Toplantı salonundan ilk çıkan, acil yükümlülüklerini gerekçe gösteren EDEK Başkanı Marinos Sizopulos oldu. Sizopulos “Prosedür devam ederse çöküşe gideriz” iddiasında bulunarak Anastasiadis’in, Güvenlik Konseyi’nden bir uluslararası konferans istemesi gerektiğini söyledi. DİSİ Başkanı Averof Neofitu, Anastasiadis’in önerisinin “Son günlerde görüşülenlerle tutarlı olduğu” görüşünü ortaya koyarak “Çıkmaz olmaması için ellerinden geldiği sürece Anastasiadis’i destekleyeceklerini” söyledi. “Kıbrıs sorununun çözülüp çözülmeyeceği Ankara’ya bağlı olacak” iddiasında bulunan Neofitu, Anastasiadis’in bir öneri sunduğunu ve bunu Türk tarafıyla değiştirilmiş bir formülle istişare etmek için açık pencere bıraktığını söyledi. Neofitu, “Rüzgar güçlü ve Kıbrıs sorununun çözümü için fırsat penceresini kapatmaya çalışsa da çıkmaz ilan etmeyeceğim. Birinci görüşme konusu Güvenlik ve Garantilerin olmayacağı Cenevre II olamaz” dedi.
Kiprianu: Endişeliyiz…
AKEL Genel Sekreteri Andros Kiprianu, Anastasiadis’in ve çalışma arkadaşlarının önce Güvenlik ve Garanti konularının görüşülmesine dair öneriyle aldıkları risk ve sorumluluktan büyük endişe duyduğunu, bunu saklamayacağını söyledi. “Türkiye’nin çözüm isteyip istemediğinin sınanması gerektiğine AKEL de inanıyor. Ancak prosedürün çökme ve sorumluluğun Rum tarafına yüklenmesi tehlikesi var” dedi. Kiprianu Anastasiadis’e, konuyu BM ile görüşmeye ve prosedürün yitirilmesine izin vermemeye çağırdı, şunları söyledi:
“Başkanlık seçimlerinden sonra Mart 2018’de gidip Kıbrıs sorununa kaldığı yerden devam edeceğimiz, siyasi saflıktır. Bugüne kadar Kıbrıs Rum tarafının tezi, Kıbrıs sorununun iç yönlerinin kapanması ve uluslararası yönlerine sonra geçilmesiydi. Anastasiadis bazı siyasi partiler prosedürü tersine çevrilmesi konusunu gündeme getirdiklerinde, kendilerine argümanlarla cevap verirdi. Bugün bu öneriyi benimsiyor. Bu sefer de Kıbrıs zararlı çıkmasın.”

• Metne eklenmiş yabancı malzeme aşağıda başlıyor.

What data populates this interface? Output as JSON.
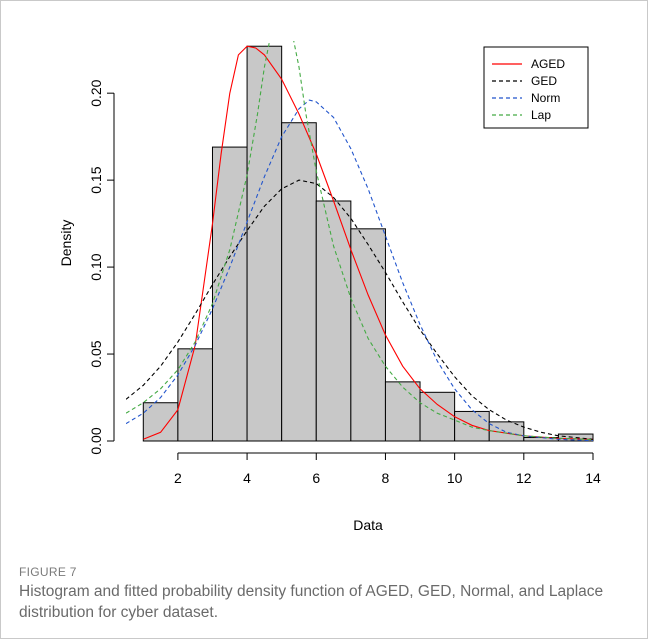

Papadopulos: Anastasiadis’in stratejisi yok
DİKO Başkanı Nikolas Papadopulos, Anastasiadis’in “değişimlerinden” Rum tarafının da “zafiyetinden, karışıklığından ve daha çok taviz verme niyetinden” söz etti. Anastasiadis’i stratejisi olmamakla suçlayan Papadopulos “İtibarsızlığı yüzünden inisiyatiflerinde sorunlar oluyor. Sayın Anastasiadis’in itibarsızlığı yüzünden ikna edici olmamız söz konusu değil. Türk uzlaşmazlığını aşmak için stratejisi nedir? Önerisi konusunda siyasi liderliği bilgilendirmedi. Karartmaya devam ediyor” dedi.
Lillikas: Çıkmazın eşiğindeyiz
Vatandaşlar İttifakı Başkanı Yorgos Lillikas “çıkmazın eşiğindeyiz” diyerek, Anastasiadis’in anlattığı önerinin görüntüde bir çıkış yolu sağlayabileceğini ancak doğru ön hazırlık olmadan Kıbrıs sorunuyla ilgili bir konferansın, sadece çıkmazı resmileştireceğini savundu.
Dayanışma Hareketi Başkan Vekili Pollis Pallikaros “Müzakerelerde çöküş ve Mustafa Akıncı’nın varılan yakınlaşmalardan ciddi gerilemeleri saptandı. Muhtemel bir uluslararası konferansta olumlu bir şey olacağını öngörmüyorum” ifadesini kullandı.